The influence of two kinds of time delays on the vibrational resonance of a fractional Mathieu–Duffing oscillator

Abstract

Vibrational resonance is studied in a fractional Mathieu–Duffing oscillator with two types of time delays: fixed and distributed delays. The theoretical expression of the response amplitude is obtained by utilising the method of direct partition of slow and fast motions. Relative errors between the theoretical prediction and the numerical simulation are introduced to verify the validity of analytical approaches. The relative error of the displacement and the relative error of the response amplitude are calculated. Small relative errors show that the theoretical analysis is statistically correct. Therefore, the effects of fractional order, linear stiffness coefficient, low-frequency signal, time delay intensity and damping coefficient on the Mathieu–Duffing oscillator with distributed delay are studied successively. In order to better illustrate the impact of distributed time delay on the model, the case of fixed time delay is analysed and compared, and it can be found that the distributed delay has more significant influence than fixed delay on the system. In addition, the influence of distributed delay on the system is more significant than that of the fixed delay.

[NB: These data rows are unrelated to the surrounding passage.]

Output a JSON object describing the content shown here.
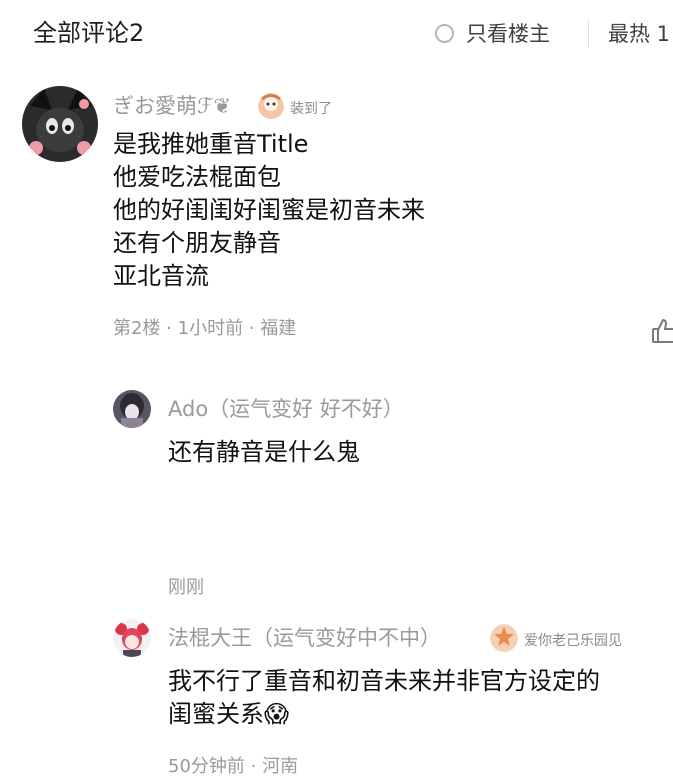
{
  "header": {
    "title": "全部评论2",
    "only_op_label": "只看楼主",
    "sort_label": "最热 1"
  },
  "comment": {
    "username": "ぎお愛萌ℱ❦",
    "badge_text": "装到了",
    "lines": "是我推她重音Title\n他爱吃法棍面包\n他的好闺闺好闺蜜是初音未来\n还有个朋友静音\n亚北音流",
    "meta": "第2楼 · 1小时前 · 福建",
    "replies": [
      {
        "username": "Ado（运气变好 好不好）",
        "text": "还有静音是什么鬼",
        "meta": "刚刚"
      },
      {
        "username": "法棍大王（运气变好中不中）",
        "badge_text": "爱你老己乐园见",
        "text": "我不行了重音和初音未来并非官方设定的\n闺蜜关系😱",
        "meta": "50分钟前 · 河南"
      }
    ]
  },
  "colors": {
    "text_primary": "#111111",
    "text_secondary": "#9a9a9a",
    "background": "#ffffff"
  }
}
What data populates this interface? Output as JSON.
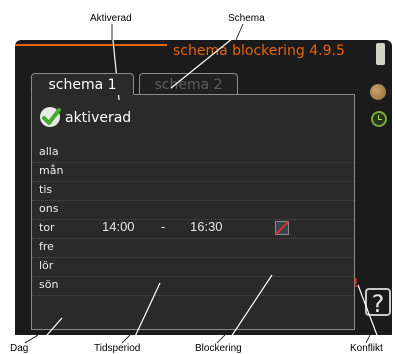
{
  "callouts": {
    "aktiverad": "Aktiverad",
    "schema": "Schema",
    "dag": "Dag",
    "tidsperiod": "Tidsperiod",
    "blockering": "Blockering",
    "konflikt": "Konflikt"
  },
  "header": {
    "title": "schema blockering 4.9.5"
  },
  "tabs": [
    {
      "label": "schema 1",
      "active": true
    },
    {
      "label": "schema 2",
      "active": false
    }
  ],
  "activated": {
    "checked": true,
    "label": "aktiverad"
  },
  "days": [
    {
      "label": "alla"
    },
    {
      "label": "mån"
    },
    {
      "label": "tis"
    },
    {
      "label": "ons"
    },
    {
      "label": "tor",
      "start": "14:00",
      "separator": "-",
      "end": "16:30",
      "blocking": true,
      "conflict": "!"
    },
    {
      "label": "fre"
    },
    {
      "label": "lör"
    },
    {
      "label": "sön"
    }
  ],
  "icons": {
    "help": "?",
    "side": [
      "face-icon",
      "clock-icon"
    ]
  },
  "colors": {
    "accent": "#e8630c",
    "screen_bg": "#1b1b1b",
    "check": "#3fae2a",
    "conflict": "#e0201a"
  }
}
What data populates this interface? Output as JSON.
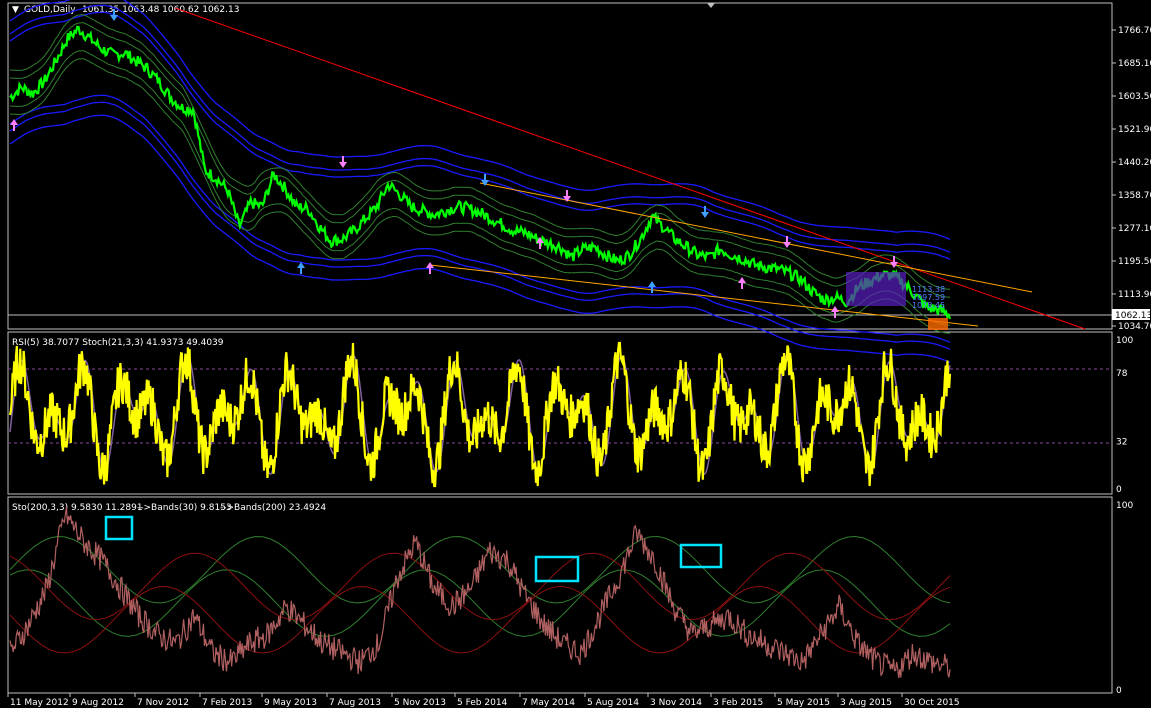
{
  "symbol_header": "GOLD,Daily",
  "ohlc_header": "1061.35 1063.48 1060.62 1062.13",
  "price_label": "1062.13",
  "colors": {
    "background": "#000000",
    "price_line": "#00ff00",
    "bands": "#1a1aff",
    "envelope": "#2f7f2f",
    "trendline_red": "#ff0000",
    "trendline_orange": "#ffa500",
    "rsi_line": "#ffff00",
    "stoch_line": "#8060a0",
    "box": "#00e5ff"
  },
  "chart_data": [
    {
      "type": "line",
      "name": "price",
      "title": "GOLD,Daily",
      "yticks": [
        "1766.70",
        "1685.10",
        "1603.50",
        "1521.90",
        "1440.20",
        "1358.70",
        "1277.10",
        "1195.50",
        "1113.90",
        "1034.70"
      ],
      "ylim": [
        1034.7,
        1766.7
      ],
      "xticks": [
        "11 May 2012",
        "9 Aug 2012",
        "7 Nov 2012",
        "7 Feb 2013",
        "9 May 2013",
        "7 Aug 2013",
        "5 Nov 2013",
        "5 Feb 2014",
        "7 May 2014",
        "5 Aug 2014",
        "3 Nov 2014",
        "3 Feb 2015",
        "5 May 2015",
        "3 Aug 2015",
        "30 Oct 2015"
      ],
      "series": [
        {
          "name": "close",
          "values": [
            1600,
            1625,
            1610,
            1640,
            1690,
            1745,
            1770,
            1745,
            1720,
            1705,
            1710,
            1690,
            1670,
            1640,
            1600,
            1575,
            1570,
            1420,
            1400,
            1370,
            1280,
            1340,
            1330,
            1410,
            1375,
            1330,
            1325,
            1280,
            1245,
            1250,
            1270,
            1300,
            1330,
            1385,
            1360,
            1330,
            1320,
            1310,
            1320,
            1330,
            1325,
            1315,
            1300,
            1285,
            1270,
            1265,
            1250,
            1240,
            1230,
            1205,
            1225,
            1230,
            1210,
            1195,
            1210,
            1250,
            1305,
            1280,
            1250,
            1230,
            1210,
            1205,
            1225,
            1210,
            1200,
            1185,
            1180,
            1175,
            1165,
            1150,
            1120,
            1100,
            1105,
            1095,
            1130,
            1145,
            1160,
            1160,
            1140,
            1110,
            1080,
            1075,
            1062
          ]
        }
      ],
      "arrows_up": 6,
      "arrows_down": 9,
      "inline_labels": [
        "1113.38",
        "1097.59",
        "1078.45"
      ]
    },
    {
      "type": "line",
      "title": "RSI(5) 38.7077  Stoch(21,3,3) 41.9373 49.4039",
      "yticks": [
        "100",
        "78",
        "32",
        "0"
      ],
      "ylim": [
        0,
        100
      ],
      "levels": [
        78,
        32
      ]
    },
    {
      "type": "line",
      "title": "Sto(200,3,3) 9.5830 11.2891",
      "legend": [
        {
          "label": "-->Bands(30) 9.8153",
          "color": "#2f7f2f"
        },
        {
          "label": "-->Bands(200) 23.4924",
          "color": "#ff2020"
        }
      ],
      "yticks": [
        "100",
        "0"
      ],
      "ylim": [
        0,
        100
      ],
      "highlight_boxes": 3
    }
  ]
}
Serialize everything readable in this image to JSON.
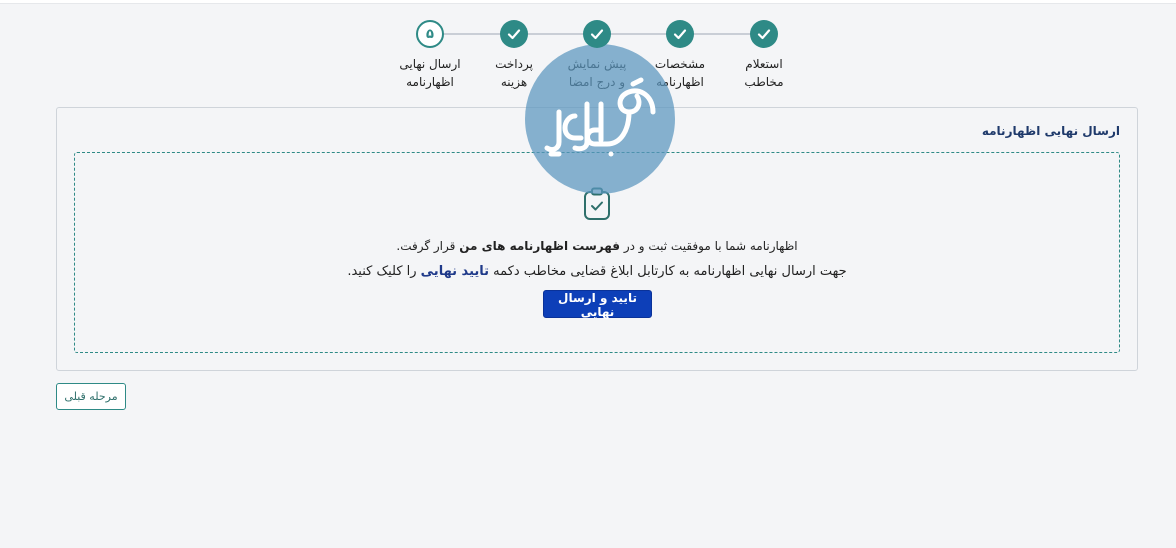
{
  "stepper": {
    "steps": [
      {
        "label": "استعلام\nمخاطب",
        "state": "done",
        "icon": "check-icon"
      },
      {
        "label": "مشخصات\nاظهارنامه",
        "state": "done",
        "icon": "check-icon"
      },
      {
        "label": "پیش نمایش\nو درج امضا",
        "state": "done",
        "icon": "check-icon"
      },
      {
        "label": "پرداخت\nهزینه",
        "state": "done",
        "icon": "check-icon"
      },
      {
        "label": "ارسال نهایی\nاظهارنامه",
        "state": "current",
        "number": "۵"
      }
    ]
  },
  "card": {
    "title": "ارسال نهایی اظهارنامه",
    "message1": {
      "before": "اظهارنامه شما با موفقیت ثبت و در ",
      "bold": "فهرست اظهارنامه های من",
      "after": " قرار گرفت."
    },
    "message2": {
      "before": "جهت ارسال نهایی اظهارنامه به کارتابل ابلاغ قضایی مخاطب دکمه ",
      "bold": "تایید نهایی",
      "after": " را کلیک کنید."
    },
    "confirm_button": "تایید و ارسال نهایی"
  },
  "prev_button": "مرحله قبلی",
  "watermark": "وکلاپرس",
  "colors": {
    "accent": "#2e8a86",
    "primary": "#0d3fb8",
    "title": "#1f3a6b",
    "background": "#f4f5f7"
  }
}
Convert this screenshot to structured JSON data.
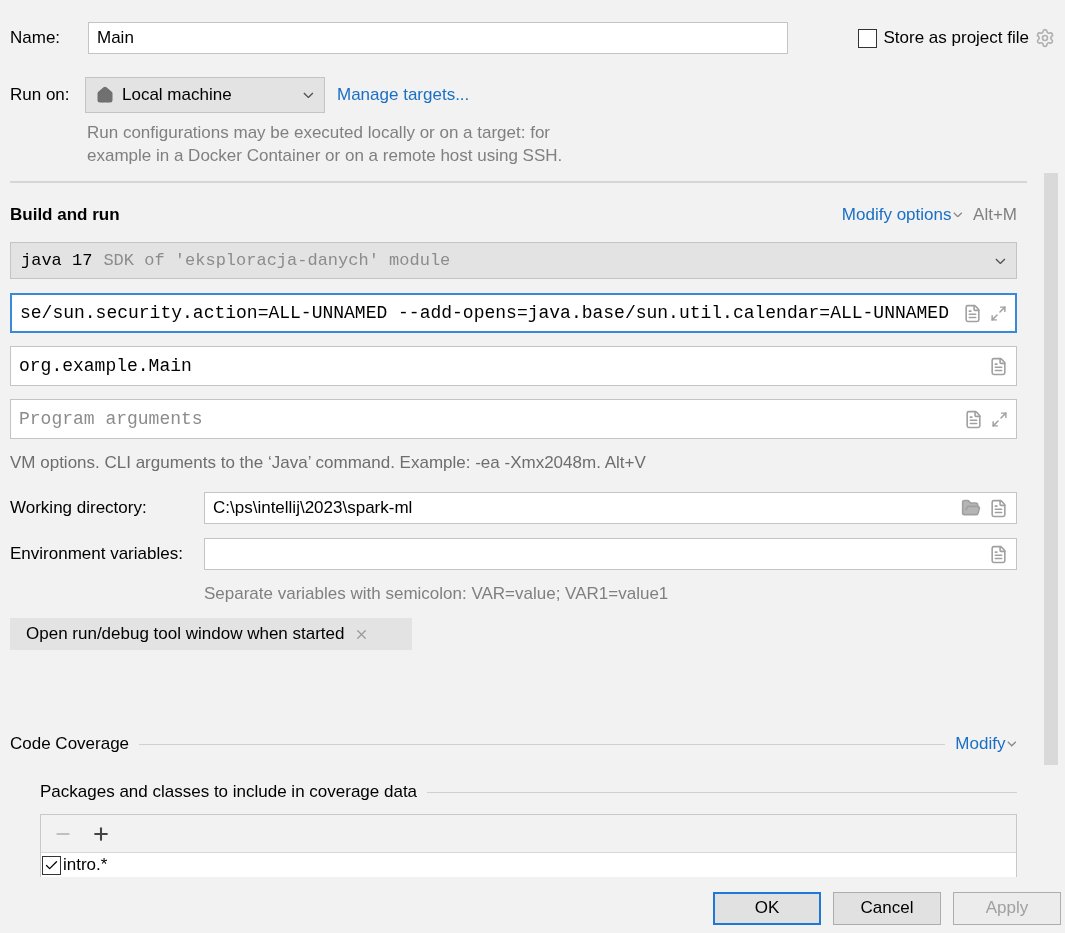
{
  "name_field": {
    "label": "Name:",
    "value": "Main"
  },
  "store_as_project_file": {
    "label": "Store as project file",
    "checked": false
  },
  "run_on": {
    "label": "Run on:",
    "value": "Local machine",
    "link": "Manage targets...",
    "hint": [
      "Run configurations may be executed locally or on a target: for",
      "example in a Docker Container or on a remote host using SSH."
    ]
  },
  "build_and_run": {
    "title": "Build and run",
    "modify_options": "Modify options",
    "shortcut": "Alt+M",
    "sdk": {
      "value": "java 17",
      "detail": "SDK of 'eksploracja-danych' module"
    },
    "fields": [
      {
        "value": "se/sun.security.action=ALL-UNNAMED --add-opens=java.base/sun.util.calendar=ALL-UNNAMED",
        "focused": true,
        "expandable": true
      },
      {
        "value": "org.example.Main",
        "focused": false,
        "expandable": false
      },
      {
        "placeholder": "Program arguments",
        "focused": false,
        "expandable": true
      }
    ],
    "hint": "VM options. CLI arguments to the ‘Java’ command. Example: -ea -Xmx2048m. Alt+V"
  },
  "working_directory": {
    "label": "Working directory:",
    "value": "C:\\ps\\intellij\\2023\\spark-ml"
  },
  "environment_variables": {
    "label": "Environment variables:",
    "hint": "Separate variables with semicolon: VAR=value; VAR1=value1"
  },
  "option_chips": [
    {
      "label": "Open run/debug tool window when started"
    }
  ],
  "code_coverage": {
    "title": "Code Coverage",
    "modify": "Modify",
    "packages_title": "Packages and classes to include in coverage data",
    "entries": [
      {
        "label": "intro.*",
        "checked": true
      }
    ]
  },
  "buttons": [
    {
      "label": "OK",
      "default": true,
      "disabled": false
    },
    {
      "label": "Cancel",
      "default": false,
      "disabled": false
    },
    {
      "label": "Apply",
      "default": false,
      "disabled": true
    }
  ]
}
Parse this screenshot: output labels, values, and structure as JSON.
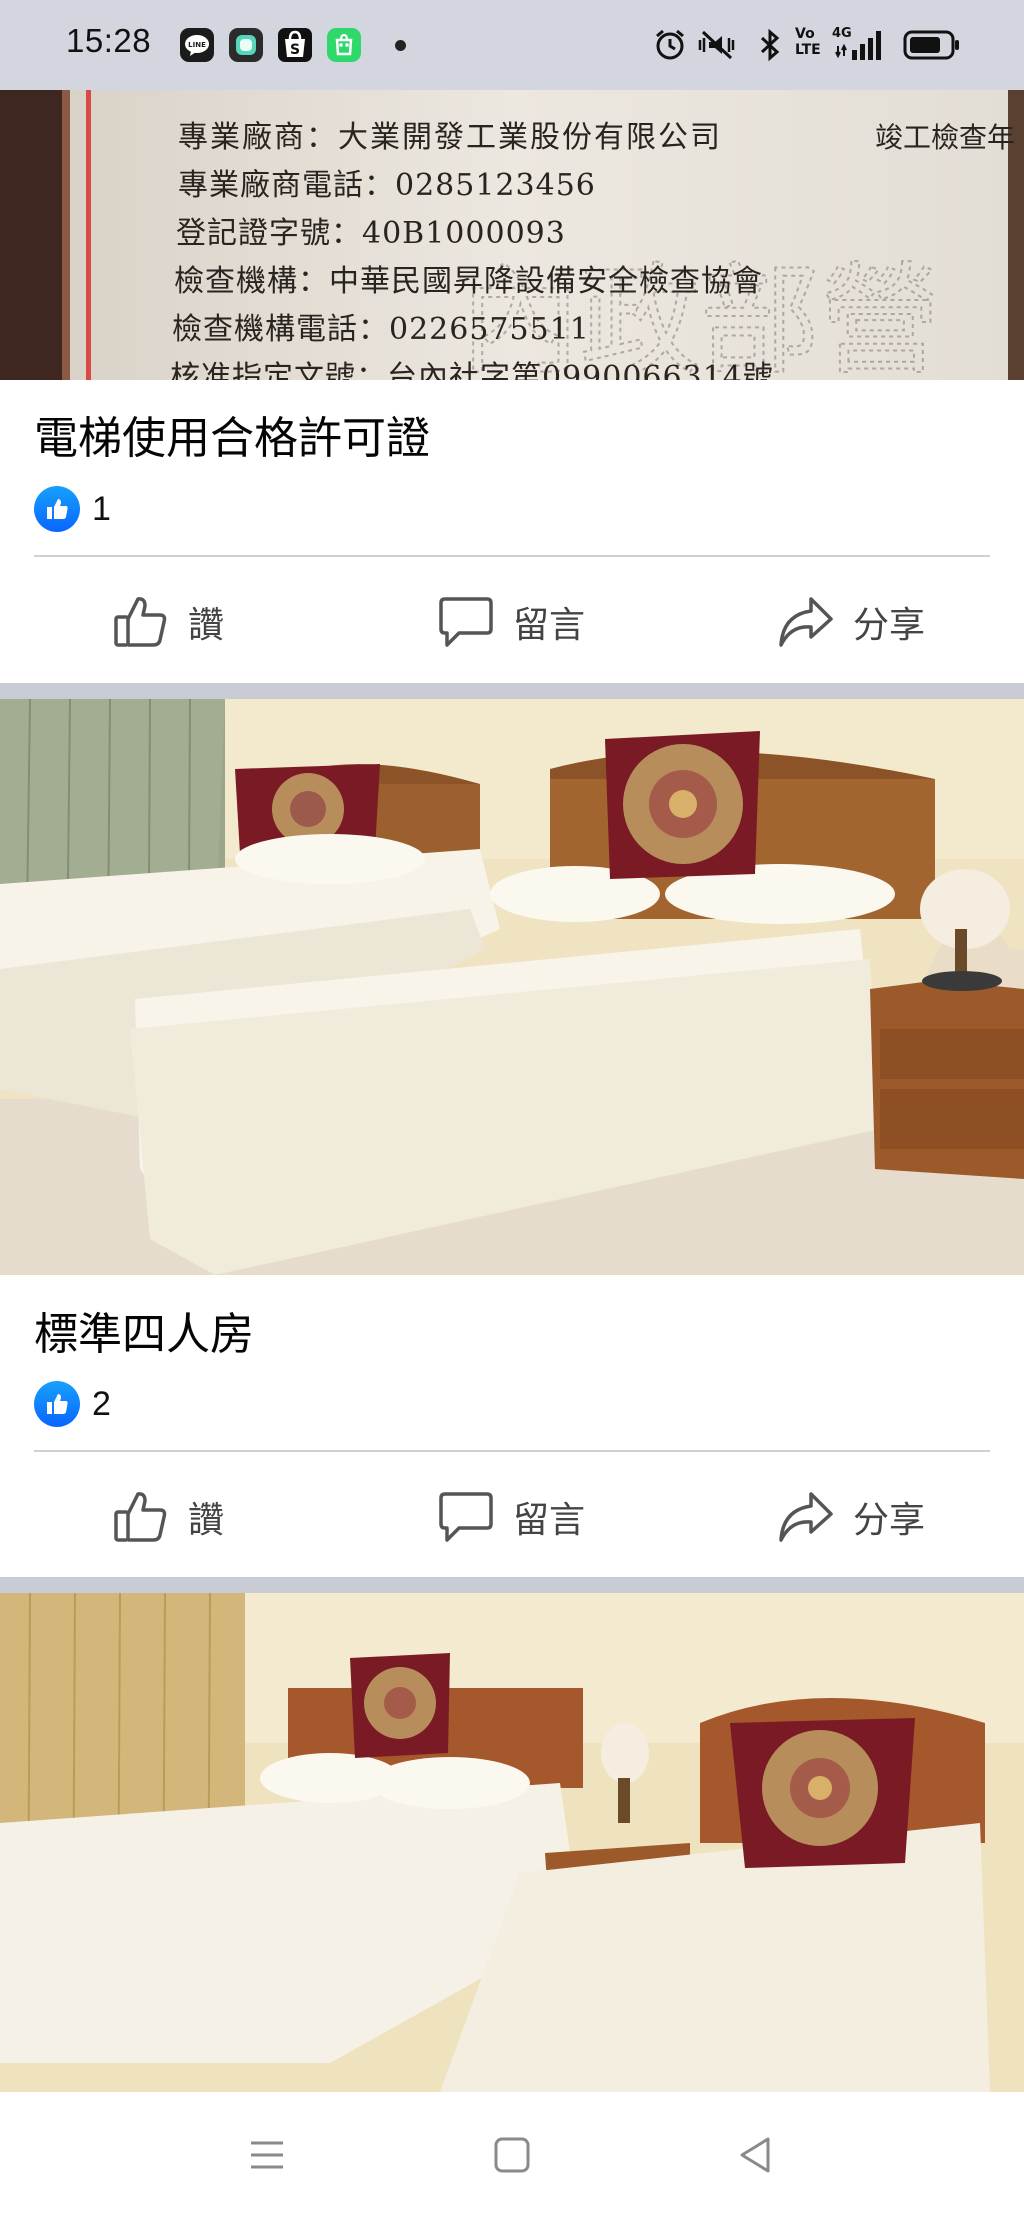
{
  "status_bar": {
    "time": "15:28",
    "left_icons": [
      "line-icon",
      "chat-app-icon",
      "shopee-icon",
      "store-app-icon"
    ],
    "right_icons": [
      "alarm-icon",
      "mute-vibrate-icon",
      "bluetooth-icon",
      "volte-icon",
      "4g-signal-icon",
      "battery-icon"
    ],
    "volte_label": "Vo LTE",
    "network_label": "4G"
  },
  "posts": [
    {
      "image_text": [
        "專業廠商：大業開發工業股份有限公司",
        "竣工檢查年",
        "專業廠商電話：0285123456",
        "登記證字號：40B1000093",
        "檢查機構：中華民國昇降設備安全檢查協會",
        "檢查機構電話：0226575511",
        "核准指定文號：台內社字第0990066314號"
      ],
      "title": "電梯使用合格許可證",
      "reaction_count": "1"
    },
    {
      "title": "標準四人房",
      "reaction_count": "2"
    }
  ],
  "actions": {
    "like": "讚",
    "comment": "留言",
    "share": "分享"
  },
  "colors": {
    "like_blue": "#0866ff",
    "separator": "#c9ccd4",
    "status_bar_bg": "#d3d6de"
  }
}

Appendix A. An appendix section

In light of \({\mathrm{eq}.}\) (5) and \(x=X+\Psi \),

$$\begin{aligned} Z\left( {t,x\left( t \right) } \right)= & {} \int _{ - \infty }^t {\sigma {\mathrm {e}^{ - \sigma \left( {t - \tau } \right) }} \left( {x\left( \tau \right) } \right) \,\mathrm {d}\tau } \nonumber \\= & {} \int _{ - \infty }^t {\sigma {\mathrm {e}^{ - \sigma \left( {t - \tau } \right) }}\left( {X\left( \tau \right) + \Psi \left( \tau \right) } \right) \,\mathrm {d}\tau } \nonumber \\= & {} Z\left( {t,X\left( t \right) } \right) + Z\left( {t,\Psi \left( t \right) } \right) . \end{aligned}$$

(A.1)

For \(\Psi (t) = {A_H}\cos \left( {\Omega t + {\Phi _H}} \right) \), then

$$\begin{aligned} Z\left( {t,\Psi \left( t \right) } \right)= & {} \int _{ - \infty }^t {\sigma {\mathrm {e}^{ - \sigma \left( {t - \tau } \right) }}\Psi \left( \tau \right) \,\mathrm {d}\tau }\nonumber \\= & {} \sigma {A_H}\int _{ - \infty }^t {{\mathrm {e}^{ - \sigma \left( {t - \tau } \right) }}\cos ( {\Omega \tau + {\Phi _H}} ) \,\mathrm {d}\tau } \nonumber \\= & {} \sigma {A_H}{\mathrm {e}^{ - \sigma t}} \int _{ - \infty }^t {{\mathrm {e}^{\sigma \tau }} \cos ( {\Omega \tau + {\Phi _H}} )\,\mathrm {d}\tau }.\nonumber \\ \end{aligned}$$

(A.2)

According to the divisional integration method, the integral value in (A.2) is

$$\begin{aligned}&\int _{ - \infty }^t {{\mathrm {e}^{\sigma \tau }} \cos ( {\Omega \tau + {\Phi _H}} ) \,\mathrm {d}\tau } \nonumber \\&\quad = \frac{{{\mathrm {e}^{\sigma t}}}}{{\sqrt{{\Omega ^2} +{\sigma ^2}} }}\sin \left( {\Omega t + {\Phi _H} +\arctan \frac{\sigma }{\Omega }} \right) . \end{aligned}$$

We have

$$\begin{aligned} \mathrm{Z}\left( {t,\Psi \left( t \right) } \right) =\frac{{\sigma {A_H}}}{{\sqrt{{\Omega ^2} +{\sigma ^2}} }}\sin ( {\Omega t + {\Phi _H} + \theta }) \end{aligned}$$

(A.3)

where

$$\begin{aligned} \theta = \arctan \frac{\sigma }{\Omega }. \end{aligned}$$